Я теперь буду называть это так, потому что мы с Айрис называли произошедшее «подарком ко дню рождения», а не «аварией», когда потом говорили об этом. Конечно, тогда, в начале 90-х, мы понятия не имели, что планирует сделать Айвор; знали только, что ему нужен наш дом на ближайшую пятницу к 17 мая, а потом поняли, что это день рождения Хиби. Он даже купил ей подарок, нитку жемчуга, и показал ее нам, проявив необычную для него откровенность.
– Красивый жемчуг, – похвалила выбор брата Айрис, – но беда с жемчугом в том, что нужно быть экспертом, чтобы определить, стоит ли он тысячи или куплен в дешевом супермаркете.

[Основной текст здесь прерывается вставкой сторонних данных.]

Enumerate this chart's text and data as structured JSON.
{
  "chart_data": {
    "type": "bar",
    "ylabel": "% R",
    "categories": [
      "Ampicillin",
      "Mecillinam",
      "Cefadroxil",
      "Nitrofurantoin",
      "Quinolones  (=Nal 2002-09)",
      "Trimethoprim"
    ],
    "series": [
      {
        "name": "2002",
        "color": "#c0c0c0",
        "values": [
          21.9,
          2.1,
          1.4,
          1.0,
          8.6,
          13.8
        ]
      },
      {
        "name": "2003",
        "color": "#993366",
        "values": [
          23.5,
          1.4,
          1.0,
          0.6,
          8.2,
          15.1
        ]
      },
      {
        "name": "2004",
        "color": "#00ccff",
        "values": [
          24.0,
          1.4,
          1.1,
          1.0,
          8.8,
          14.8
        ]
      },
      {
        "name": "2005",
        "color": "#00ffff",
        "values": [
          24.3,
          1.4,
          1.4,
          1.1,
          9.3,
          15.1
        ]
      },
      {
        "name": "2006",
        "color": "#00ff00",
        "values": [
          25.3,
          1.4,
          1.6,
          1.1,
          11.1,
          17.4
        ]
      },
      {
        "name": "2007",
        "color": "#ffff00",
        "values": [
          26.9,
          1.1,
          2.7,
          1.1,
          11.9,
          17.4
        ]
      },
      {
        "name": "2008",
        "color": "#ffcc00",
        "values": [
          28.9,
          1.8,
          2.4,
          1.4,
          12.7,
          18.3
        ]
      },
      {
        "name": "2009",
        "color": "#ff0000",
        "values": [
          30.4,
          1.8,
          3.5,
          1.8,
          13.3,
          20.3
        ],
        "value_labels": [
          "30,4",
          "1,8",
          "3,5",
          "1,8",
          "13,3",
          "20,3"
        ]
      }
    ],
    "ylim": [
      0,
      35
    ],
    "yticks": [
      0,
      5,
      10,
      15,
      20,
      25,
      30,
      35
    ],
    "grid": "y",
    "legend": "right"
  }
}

– Это не беда, – ответил Айвор. – В этом все дело. Она может носить его, и Фернал не догадается, что это подарок.
* * *
Айвор был хорошим представителем интересов своих избирателей. Даже после того, как стал министром, он продолжал почти каждую субботу ездить в свой кабинет депутата в Морнингфорде по утрам. Если обычно суббота и воскресенье, проведенные им в Лондоне, были свободными, то выходные в Норфолке – нет. Особенно летом; он должен был появиться на местном празднике или фестивале, а часто – посетить обед и выступить вечером. Всегда находилось дело, нуждавшееся в его покровительстве, или проблема, которую его избиратели хотели обсудить именно с ним. Во время истории с подарком ко дню рождения или прямо перед этим он боролся против закрытия местной больницы. Обычно такие заведения называли «сельскими больницами». Айвор посещал все собрания комитета «Руки прочь от нашей больницы», но решительно отказался принять участие в марше по Морнингфорду, кульминацией которого должна была стать массовая демонстрация на городской площади. Закрытие больницы поддерживало правительство консерваторов, а мой шурин, в конце концов, был их партийным организатором. По его выражению, он не хотел «показаться в неверном освещении». Айвор был очень чувствителен к подобным вещам, может быть, невротически чувствителен.
Навещая свой избирательный округ, он останавливался в Рамбург-хаусе у родителей. Этот дом Джон и Луиза считали принадлежащим ему в той же степени, что и им. Они говорили сыну, что когда он женится, они отдадут дом ему и переедут в коттедж, очень симпатичный, но гораздо меньших размеров дом в восточной части поместья. Мне казалось, что им еще много лет это не грозит, так как Айвор меньше всего думал о женитьбе.
Рамбург-хаус был огромным особняком времен королевы Анны, одним из тех, что находятся в центре деревни, отделенные от ее главной улицы всего лишь узкой полоской травы и мостовой. Обычно к этим усадьбам нужно пройти под аркой в высокой кирпичной стене. Поместье включало в себя парк, луга и лес, находившийся за особняком. Коттедж стоял примерно в полумиле от усадьбы, в конце так называемой Восточной аллеи, проложенной между двойным рядом лип. Айвор называл этот коттедж «вдовьим домом», что демонстрирует его старомодное (и несколько абсурдное) чувство собственного достоинства, свойственное земледельческой аристократии.